Proof. We can assume that
[itex] \forall \varepsilon > 0 [/itex], [itex] \exists \delta_1 > 0 [/itex] : [itex] \forall x [/itex], [itex] 0 < \left| x - a \right| < \delta_1 \Longrightarrow \left| f \left( x \right) - l \right| < \varepsilon [/itex],
whereas, we want to show
[itex] \forall \varepsilon > 0 [/itex], [itex] \exists \delta_2 > 0 [/itex] : [itex] \forall x [/itex], [itex] 0 < \left| x - a \right| < \delta_2 \Longrightarrow \left| \sqrt[n]{f \left( x \right)} - \sqrt[n]{l} \right| < \varepsilon [/itex].

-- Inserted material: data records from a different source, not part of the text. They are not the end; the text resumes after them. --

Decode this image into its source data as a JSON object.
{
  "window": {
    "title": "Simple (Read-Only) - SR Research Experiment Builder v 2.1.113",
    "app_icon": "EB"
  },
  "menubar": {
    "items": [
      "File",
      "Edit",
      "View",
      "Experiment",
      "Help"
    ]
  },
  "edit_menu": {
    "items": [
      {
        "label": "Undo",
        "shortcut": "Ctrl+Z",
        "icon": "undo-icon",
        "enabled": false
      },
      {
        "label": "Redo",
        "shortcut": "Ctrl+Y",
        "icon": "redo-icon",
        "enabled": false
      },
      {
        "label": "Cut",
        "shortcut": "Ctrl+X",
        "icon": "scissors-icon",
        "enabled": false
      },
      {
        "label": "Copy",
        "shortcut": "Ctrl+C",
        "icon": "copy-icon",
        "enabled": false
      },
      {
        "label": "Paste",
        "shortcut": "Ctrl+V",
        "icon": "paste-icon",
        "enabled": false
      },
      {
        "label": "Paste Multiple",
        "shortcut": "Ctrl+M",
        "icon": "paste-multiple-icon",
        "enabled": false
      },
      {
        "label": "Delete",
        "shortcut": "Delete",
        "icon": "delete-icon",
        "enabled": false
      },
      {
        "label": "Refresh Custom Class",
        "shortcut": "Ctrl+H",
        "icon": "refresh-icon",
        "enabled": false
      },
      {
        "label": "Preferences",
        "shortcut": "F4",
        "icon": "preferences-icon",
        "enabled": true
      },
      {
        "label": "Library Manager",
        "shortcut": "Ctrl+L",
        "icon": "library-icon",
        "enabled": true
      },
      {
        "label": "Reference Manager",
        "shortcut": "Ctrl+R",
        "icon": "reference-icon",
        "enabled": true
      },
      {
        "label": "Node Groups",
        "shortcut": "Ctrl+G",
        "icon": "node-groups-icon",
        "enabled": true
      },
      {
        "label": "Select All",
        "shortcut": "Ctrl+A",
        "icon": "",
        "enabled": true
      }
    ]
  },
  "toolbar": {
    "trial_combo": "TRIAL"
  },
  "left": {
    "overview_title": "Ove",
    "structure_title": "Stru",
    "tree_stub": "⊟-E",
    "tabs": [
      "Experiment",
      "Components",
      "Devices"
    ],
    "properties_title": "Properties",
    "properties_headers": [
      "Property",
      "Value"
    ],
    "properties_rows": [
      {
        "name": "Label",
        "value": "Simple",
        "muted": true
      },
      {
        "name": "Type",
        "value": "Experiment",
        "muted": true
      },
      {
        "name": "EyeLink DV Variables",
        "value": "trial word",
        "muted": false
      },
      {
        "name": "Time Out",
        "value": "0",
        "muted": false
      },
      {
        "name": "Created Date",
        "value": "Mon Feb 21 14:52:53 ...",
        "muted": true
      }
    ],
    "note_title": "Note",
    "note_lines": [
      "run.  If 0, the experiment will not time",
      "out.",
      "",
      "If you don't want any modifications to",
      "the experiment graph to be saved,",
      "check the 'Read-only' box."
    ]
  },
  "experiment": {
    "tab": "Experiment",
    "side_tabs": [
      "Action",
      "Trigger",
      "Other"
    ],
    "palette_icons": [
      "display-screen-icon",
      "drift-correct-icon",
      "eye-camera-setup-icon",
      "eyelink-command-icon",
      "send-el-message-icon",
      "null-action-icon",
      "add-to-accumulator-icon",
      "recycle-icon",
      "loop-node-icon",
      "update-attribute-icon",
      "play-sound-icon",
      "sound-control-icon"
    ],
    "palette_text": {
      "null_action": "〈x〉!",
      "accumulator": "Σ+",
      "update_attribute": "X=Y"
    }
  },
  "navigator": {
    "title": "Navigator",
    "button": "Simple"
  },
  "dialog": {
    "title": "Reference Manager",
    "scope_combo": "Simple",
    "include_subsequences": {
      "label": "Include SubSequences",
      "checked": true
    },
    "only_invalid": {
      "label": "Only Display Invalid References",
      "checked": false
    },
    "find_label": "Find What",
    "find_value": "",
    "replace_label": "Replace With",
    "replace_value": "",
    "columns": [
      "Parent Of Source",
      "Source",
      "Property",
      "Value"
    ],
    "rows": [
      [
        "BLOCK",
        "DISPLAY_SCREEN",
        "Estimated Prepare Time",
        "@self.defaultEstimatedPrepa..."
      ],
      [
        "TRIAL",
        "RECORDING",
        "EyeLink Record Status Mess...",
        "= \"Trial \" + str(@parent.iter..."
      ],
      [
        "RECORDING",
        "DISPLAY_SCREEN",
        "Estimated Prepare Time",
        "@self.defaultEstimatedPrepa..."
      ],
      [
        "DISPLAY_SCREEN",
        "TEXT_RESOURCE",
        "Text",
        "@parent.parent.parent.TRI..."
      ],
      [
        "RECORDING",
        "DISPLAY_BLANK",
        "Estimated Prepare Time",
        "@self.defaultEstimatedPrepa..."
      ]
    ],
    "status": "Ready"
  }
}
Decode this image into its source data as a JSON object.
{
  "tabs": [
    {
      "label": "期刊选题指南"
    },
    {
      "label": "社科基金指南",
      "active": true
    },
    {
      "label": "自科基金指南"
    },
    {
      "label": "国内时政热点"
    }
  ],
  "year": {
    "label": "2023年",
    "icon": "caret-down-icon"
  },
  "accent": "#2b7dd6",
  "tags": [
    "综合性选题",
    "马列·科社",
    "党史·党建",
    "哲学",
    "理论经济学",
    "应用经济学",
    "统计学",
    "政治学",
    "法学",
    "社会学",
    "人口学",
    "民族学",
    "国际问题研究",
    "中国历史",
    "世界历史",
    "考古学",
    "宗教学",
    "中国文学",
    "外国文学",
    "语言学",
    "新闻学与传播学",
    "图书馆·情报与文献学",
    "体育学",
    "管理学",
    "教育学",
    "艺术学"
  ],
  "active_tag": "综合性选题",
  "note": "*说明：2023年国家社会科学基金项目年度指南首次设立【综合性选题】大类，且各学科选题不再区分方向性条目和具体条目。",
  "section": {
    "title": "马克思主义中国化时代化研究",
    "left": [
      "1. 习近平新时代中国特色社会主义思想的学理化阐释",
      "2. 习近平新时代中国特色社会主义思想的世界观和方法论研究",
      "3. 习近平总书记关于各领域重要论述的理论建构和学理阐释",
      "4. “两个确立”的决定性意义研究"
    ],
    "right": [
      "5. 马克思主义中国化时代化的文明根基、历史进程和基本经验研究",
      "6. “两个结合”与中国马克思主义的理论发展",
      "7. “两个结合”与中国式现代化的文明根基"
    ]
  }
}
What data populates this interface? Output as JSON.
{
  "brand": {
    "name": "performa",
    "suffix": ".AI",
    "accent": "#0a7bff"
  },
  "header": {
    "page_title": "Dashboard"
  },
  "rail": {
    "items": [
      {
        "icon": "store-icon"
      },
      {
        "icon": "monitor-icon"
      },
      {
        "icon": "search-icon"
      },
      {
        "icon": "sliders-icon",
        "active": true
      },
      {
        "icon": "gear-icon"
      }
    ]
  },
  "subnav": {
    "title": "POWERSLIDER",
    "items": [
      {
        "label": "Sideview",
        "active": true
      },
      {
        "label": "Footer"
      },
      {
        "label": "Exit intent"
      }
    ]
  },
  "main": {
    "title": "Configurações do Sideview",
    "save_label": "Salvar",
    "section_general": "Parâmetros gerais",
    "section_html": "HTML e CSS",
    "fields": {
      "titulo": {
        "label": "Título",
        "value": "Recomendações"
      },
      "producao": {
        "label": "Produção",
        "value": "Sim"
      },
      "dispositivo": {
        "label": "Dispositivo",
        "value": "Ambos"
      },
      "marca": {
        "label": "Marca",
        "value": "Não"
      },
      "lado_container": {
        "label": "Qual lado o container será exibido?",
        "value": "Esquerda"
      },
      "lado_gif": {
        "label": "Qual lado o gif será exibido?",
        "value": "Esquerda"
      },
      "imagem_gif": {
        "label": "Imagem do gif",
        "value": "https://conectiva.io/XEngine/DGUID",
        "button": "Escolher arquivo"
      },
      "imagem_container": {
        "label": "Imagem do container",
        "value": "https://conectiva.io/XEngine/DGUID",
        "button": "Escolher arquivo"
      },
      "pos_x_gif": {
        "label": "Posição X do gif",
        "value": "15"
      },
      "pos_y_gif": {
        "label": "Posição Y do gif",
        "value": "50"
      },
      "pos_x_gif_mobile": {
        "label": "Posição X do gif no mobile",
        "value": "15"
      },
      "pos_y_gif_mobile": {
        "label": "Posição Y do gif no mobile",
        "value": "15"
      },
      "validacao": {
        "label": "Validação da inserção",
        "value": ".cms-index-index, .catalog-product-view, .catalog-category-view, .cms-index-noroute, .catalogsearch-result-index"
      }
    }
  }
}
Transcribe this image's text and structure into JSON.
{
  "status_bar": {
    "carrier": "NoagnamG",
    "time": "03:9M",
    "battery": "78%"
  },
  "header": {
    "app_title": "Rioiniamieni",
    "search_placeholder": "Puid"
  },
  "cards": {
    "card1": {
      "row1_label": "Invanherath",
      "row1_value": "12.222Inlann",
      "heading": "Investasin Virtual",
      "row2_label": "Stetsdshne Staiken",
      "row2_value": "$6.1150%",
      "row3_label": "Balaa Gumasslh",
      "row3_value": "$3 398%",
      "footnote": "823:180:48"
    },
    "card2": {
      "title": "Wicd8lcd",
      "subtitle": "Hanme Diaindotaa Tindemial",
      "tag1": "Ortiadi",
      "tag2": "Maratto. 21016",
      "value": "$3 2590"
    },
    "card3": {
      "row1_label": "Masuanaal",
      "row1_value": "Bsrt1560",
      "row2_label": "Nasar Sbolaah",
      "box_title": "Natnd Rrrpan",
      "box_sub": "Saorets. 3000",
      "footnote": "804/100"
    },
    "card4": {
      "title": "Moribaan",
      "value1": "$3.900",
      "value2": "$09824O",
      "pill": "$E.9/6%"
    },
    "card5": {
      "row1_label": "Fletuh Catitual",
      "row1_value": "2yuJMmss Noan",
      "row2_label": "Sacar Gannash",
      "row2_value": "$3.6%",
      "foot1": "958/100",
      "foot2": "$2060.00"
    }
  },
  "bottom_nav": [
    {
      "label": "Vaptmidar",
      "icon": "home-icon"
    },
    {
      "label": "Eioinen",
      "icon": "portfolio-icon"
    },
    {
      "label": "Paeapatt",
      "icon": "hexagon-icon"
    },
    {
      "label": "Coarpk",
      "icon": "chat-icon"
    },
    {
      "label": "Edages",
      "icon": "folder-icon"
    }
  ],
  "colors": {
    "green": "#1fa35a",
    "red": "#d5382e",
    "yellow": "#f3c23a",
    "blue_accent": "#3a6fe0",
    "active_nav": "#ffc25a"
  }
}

But, [itex] \varepsilon > \left| f \left( x \right) - l \right| \geq \left| \sqrt[n]{f \left( x \right)} - \sqrt[n]{l} \right| [/itex]. Therefore, we conclude that given [itex] \varepsilon > 0 [/itex], if, for all [itex] x [/itex], [itex] 0 < \left| x - a \right| < \delta [/itex] for some such [itex] \delta [/itex], then we have both [itex] \left| f \left( x \right) - l \right| < \varepsilon [/itex] and [itex] \left| \sqrt[n]{f \left( x \right)} - \sqrt[n]{l} \right| < \varepsilon [/itex].
QED
So, I guess the first remark would be if my method was even right, where the second would be if my inequality is true (I can't think of a counterexample).
Anyway, much appreciation for any help.